Tramitando na Câmara desde 2001, o projeto foi fruto de bastante discussão e exigiu amplo diálogo entre parlamentares, corporações e sociedade, para que, enfim, fosse aprovado. Em síntese, o texto trata de normas gerais de organização, efetivos, material bélico, garantias, convocação e mobilização de PMs e CBMs.

A proposição reforça a subordinação das corporações aos governadores dos estados e traz, entre outros pontos, garantias aos militares, como porte de arma, uso de uniformes, assistência médica, etc.

Na proposta, há também restrições como, por exemplo, que os militares participem uniformizados de manifestações de caráter político-partidário. Da mesma forma, os militares também não poderão, pelo texto, manifestar opiniões político-partidárias em redes sociais, se valendo do fardamento, patente, viaturas ou insígnias que os vinculem às instituições.

Quanto ao ingresso nas corporações, há previsão de padronizações nacionais, como escolaridade superior, não ter antecedentes penais dolosos incompatíveis com a atividade nem tatuagens de suásticas, obscenidades, ideologias terroristas, apologia às drogas ou à discriminação de raça, credo, sexo ou origem.
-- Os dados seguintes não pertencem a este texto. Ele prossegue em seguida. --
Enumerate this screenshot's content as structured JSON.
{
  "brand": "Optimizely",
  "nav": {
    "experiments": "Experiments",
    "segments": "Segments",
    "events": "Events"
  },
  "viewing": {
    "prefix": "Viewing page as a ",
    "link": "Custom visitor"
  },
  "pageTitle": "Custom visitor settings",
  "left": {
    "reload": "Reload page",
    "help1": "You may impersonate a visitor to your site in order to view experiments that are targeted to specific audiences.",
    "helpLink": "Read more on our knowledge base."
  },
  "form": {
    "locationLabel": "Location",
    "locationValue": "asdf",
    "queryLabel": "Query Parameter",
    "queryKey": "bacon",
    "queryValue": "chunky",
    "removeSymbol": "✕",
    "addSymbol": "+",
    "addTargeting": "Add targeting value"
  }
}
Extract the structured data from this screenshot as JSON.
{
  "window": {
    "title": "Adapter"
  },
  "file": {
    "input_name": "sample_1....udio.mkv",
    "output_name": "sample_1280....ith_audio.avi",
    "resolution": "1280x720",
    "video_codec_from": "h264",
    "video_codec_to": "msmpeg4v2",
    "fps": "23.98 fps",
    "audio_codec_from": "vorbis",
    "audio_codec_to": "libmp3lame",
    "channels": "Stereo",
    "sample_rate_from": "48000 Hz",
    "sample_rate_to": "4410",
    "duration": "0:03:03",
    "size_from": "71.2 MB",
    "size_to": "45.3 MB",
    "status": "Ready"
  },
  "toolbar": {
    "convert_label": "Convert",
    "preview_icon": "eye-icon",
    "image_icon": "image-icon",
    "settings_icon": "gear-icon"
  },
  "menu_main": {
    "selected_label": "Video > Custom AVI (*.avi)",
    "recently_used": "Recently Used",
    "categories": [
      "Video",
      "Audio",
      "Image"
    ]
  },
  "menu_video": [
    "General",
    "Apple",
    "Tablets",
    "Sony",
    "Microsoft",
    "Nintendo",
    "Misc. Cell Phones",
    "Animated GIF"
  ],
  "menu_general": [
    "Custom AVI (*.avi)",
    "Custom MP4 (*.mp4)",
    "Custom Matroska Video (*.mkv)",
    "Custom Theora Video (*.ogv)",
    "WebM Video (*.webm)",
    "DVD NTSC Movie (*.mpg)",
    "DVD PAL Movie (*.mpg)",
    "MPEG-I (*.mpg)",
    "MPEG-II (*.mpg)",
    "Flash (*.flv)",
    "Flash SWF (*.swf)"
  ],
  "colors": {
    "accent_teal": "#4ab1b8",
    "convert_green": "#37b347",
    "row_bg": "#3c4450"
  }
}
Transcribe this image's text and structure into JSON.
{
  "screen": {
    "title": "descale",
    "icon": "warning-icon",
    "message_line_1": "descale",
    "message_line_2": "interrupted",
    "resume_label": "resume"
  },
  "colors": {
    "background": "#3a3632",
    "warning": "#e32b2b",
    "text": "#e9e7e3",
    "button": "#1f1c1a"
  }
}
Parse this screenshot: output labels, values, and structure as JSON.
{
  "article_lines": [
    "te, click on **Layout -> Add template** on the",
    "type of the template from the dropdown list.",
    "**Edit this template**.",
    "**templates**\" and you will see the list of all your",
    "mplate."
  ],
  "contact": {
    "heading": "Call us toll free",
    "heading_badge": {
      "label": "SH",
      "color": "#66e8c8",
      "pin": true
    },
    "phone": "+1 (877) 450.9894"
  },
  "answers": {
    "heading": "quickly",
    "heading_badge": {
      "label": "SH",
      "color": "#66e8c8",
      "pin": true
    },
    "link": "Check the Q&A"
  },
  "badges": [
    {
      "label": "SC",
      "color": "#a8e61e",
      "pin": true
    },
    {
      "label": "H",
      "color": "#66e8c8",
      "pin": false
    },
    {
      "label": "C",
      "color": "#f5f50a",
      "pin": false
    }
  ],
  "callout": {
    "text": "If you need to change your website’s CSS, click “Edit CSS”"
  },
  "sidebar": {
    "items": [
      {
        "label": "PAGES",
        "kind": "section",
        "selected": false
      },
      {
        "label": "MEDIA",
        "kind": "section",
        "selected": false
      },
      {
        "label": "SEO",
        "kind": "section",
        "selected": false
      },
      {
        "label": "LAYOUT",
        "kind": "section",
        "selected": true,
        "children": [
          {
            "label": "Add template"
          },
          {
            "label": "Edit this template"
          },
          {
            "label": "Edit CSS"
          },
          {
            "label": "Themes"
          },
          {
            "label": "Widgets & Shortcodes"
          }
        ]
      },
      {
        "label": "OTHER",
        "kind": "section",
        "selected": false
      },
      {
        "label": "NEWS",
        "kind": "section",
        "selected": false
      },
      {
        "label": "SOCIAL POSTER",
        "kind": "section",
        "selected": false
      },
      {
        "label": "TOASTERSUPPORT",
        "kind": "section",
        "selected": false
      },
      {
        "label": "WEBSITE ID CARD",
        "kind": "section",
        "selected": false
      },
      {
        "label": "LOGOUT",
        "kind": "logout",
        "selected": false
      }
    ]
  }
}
Há também a previsão de reserva de 20% das vagas para candidatas do sexo feminino, com exceção feita à área de saúde, onde há previsão de que concorram à totalidade das vagas.

A proposta também permite que escolas vinculadas às corporações tenham cursos de graduação e pós-graduação (incluindo mestrados e doutorados). Além do mais, os profissionais também passariam a gozar de exclusividade no uso de denominações, sendo proibidos, por exemplo, o uso do termo “corpo de bombeiros” ou “bombeiros” por instituições ou órgãos civis de natureza pública.

Ainda está previsto que, a pedido, militares possam exercer funções em outro estado, por meio de permuta ou cessão, com autorização dos respectivos Comandos Gerais. Devem ser criados, também, conselhos nacionais de comandantes gerais PM e BM, com sua estrutura, competência e funcionamento estabelecidos por decreto presidencial.

É importante ficar claro que o projeto ainda passará por tramitação no Senado Federal, possivelmente ao longo da próxima legislatura, e que dependerá, após aprovado, de sanção do Presidente da República. Este texto, de mais de 40 páginas, entre relatório e substitutivo, é um importante passo para a definição de balizas, garantias e formatações importantes para a segurança pública brasileira, em especial, para as corporações militares e seus membros.